Stockholm (NordSIP) – Research shows that investor demand for sustainable investment (SI) and ESG strategies is growing fast. According to the Global Sustainable Investment Alliance, global assets managed under SI strategies amounted to US$31 trillion in 2018. Signatories to the PRI managed US$82 trillion in the same period, and 120 investors with over $US10 trillion under management have signed the Montréal Carbon Pledge. While negative/exclusionary screening remains the most popular strategy, at 36% according to the Global Sustainable Investment Review conducted by UBS Asset Management in May 2018, ESG integration is now close behind at 32%. With such intense pressure to convert allocations to sustainable strategies, ETFs seem to be a simple and cost-effective investment vehicle for a large number of investors.
In a recent Nordic roadshow, UBS presented its ETF offering which extensively benefits from a firm-wide ESG integration. UBS’s journey with passive sustainable investing started in 2011 with the launch of four MSCI SRI equity ETFs. The product range has since been enhanced with several innovative products, such as a gender-equality ETF in 2017 and, in 2018, the Multilateral Development Bank (MDB) ETF which provides direct impact opportunities within fixed income. With an offering of 291 ETFs as of May 2019, UBS comes fourth in the European league table, behind BlackRock, db x-trackers and Lyxor, but the Swiss asset manager is the largest Sustainable Investment ETF provider with 57 products, capturing 34% market share according to data provided by Morningstar (as of the end of April 2019).
Particularly in the Nordics, ETFs are considered as an option for institutional portfolios if they have an ESG tilt, notes Florian Cisana (pictured), Executive Director, and Head UBS Passive & ETF Specialist Sales Strategic Markets EMEA.

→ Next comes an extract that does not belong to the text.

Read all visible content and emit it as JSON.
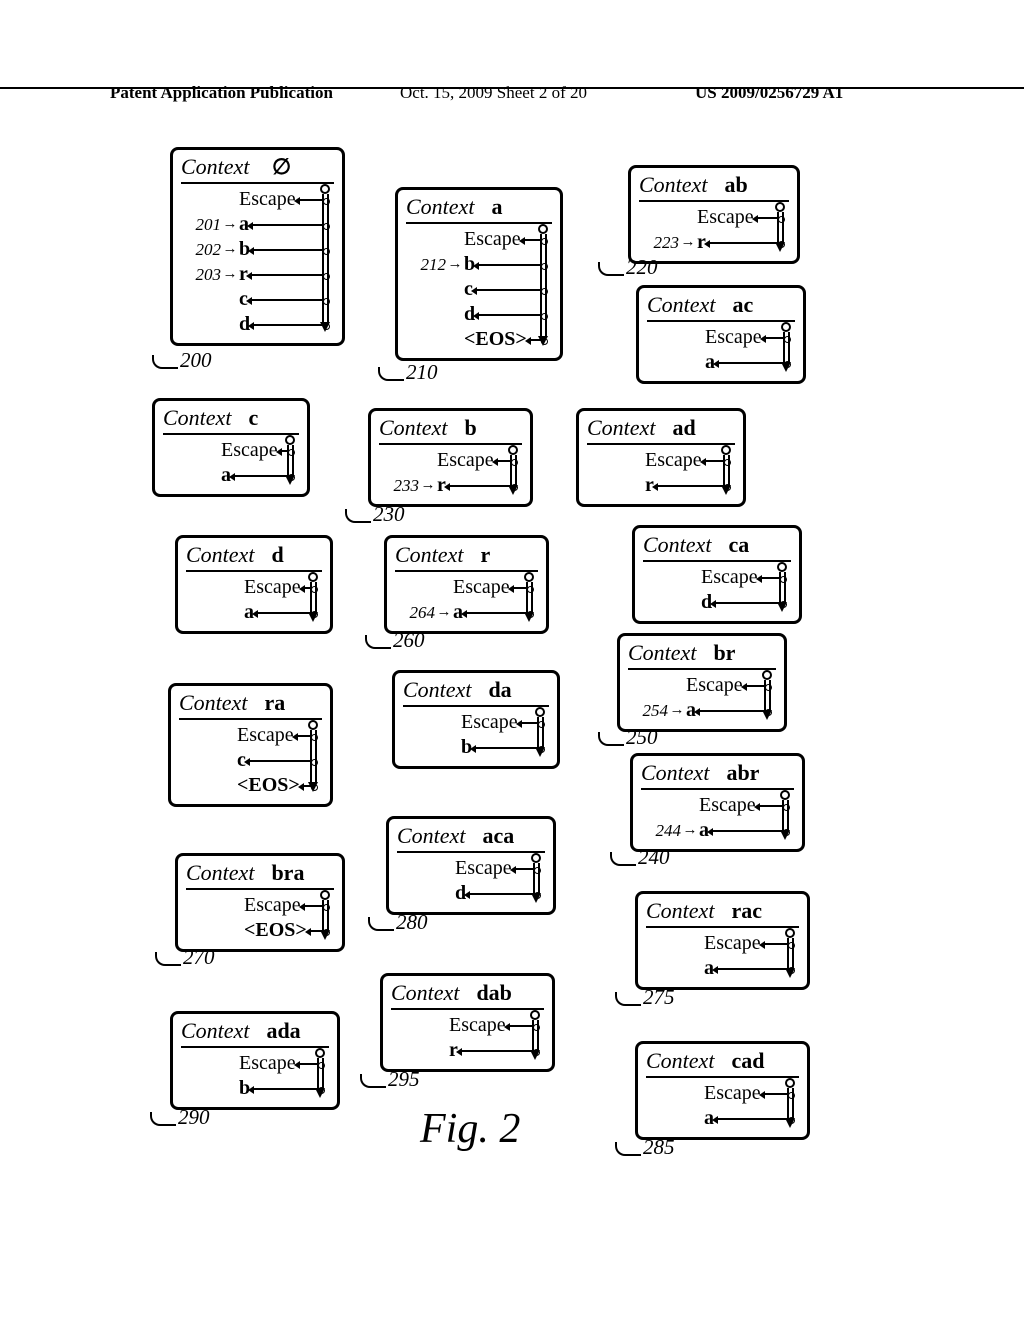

In developing its ETF strategies, UBS works in close collaboration with index providers such as MSCI. Guido Giese, Executive Director Equity Applied Research at MSCI, presented a new study which shows how passive ESG investing can procure superior risk-adjusted returns, by analysing correlation and causality. The full version of the paper is due for publication in the Journal of Portfolio Management, and meanwhile, we had the privilege of publishing a summary of the findings in our latest Handbook on Sustainable Index Funds & ETFs.
Thanks to a comprehensive approach to sustainable investing which spreads throughout the organisation, UBS can help fill the investment gap in key SDG sectors in developing countries, not the least through its wealth management arm. The UNCTAD World Investment Report (2014) measures an SDG investment gap of US$2.5 trillion per year, while the Credit Suisse Global Wealth Report (2013) finds that the top 1% of private wealth represent US$130 trillion. While the first figure is recurring and the second static, the opportunity to drive investments from wealthy investors to fulfilling the SDGs is obvious. UBS aims at constructing portfolios that achieve financial, personal and global values, and has mobilised US$5 billion in impact investing in five years already. Even if impact investments are not necessarily accessible to every investor, UBS proposes tools to moving sustainability into the mainstream. Increasing awareness, simplifying definitions and measurements, and counting every investment contribution are crucial aspects of this endeavour. As such, ETFs can definitely take a significant role in this transition.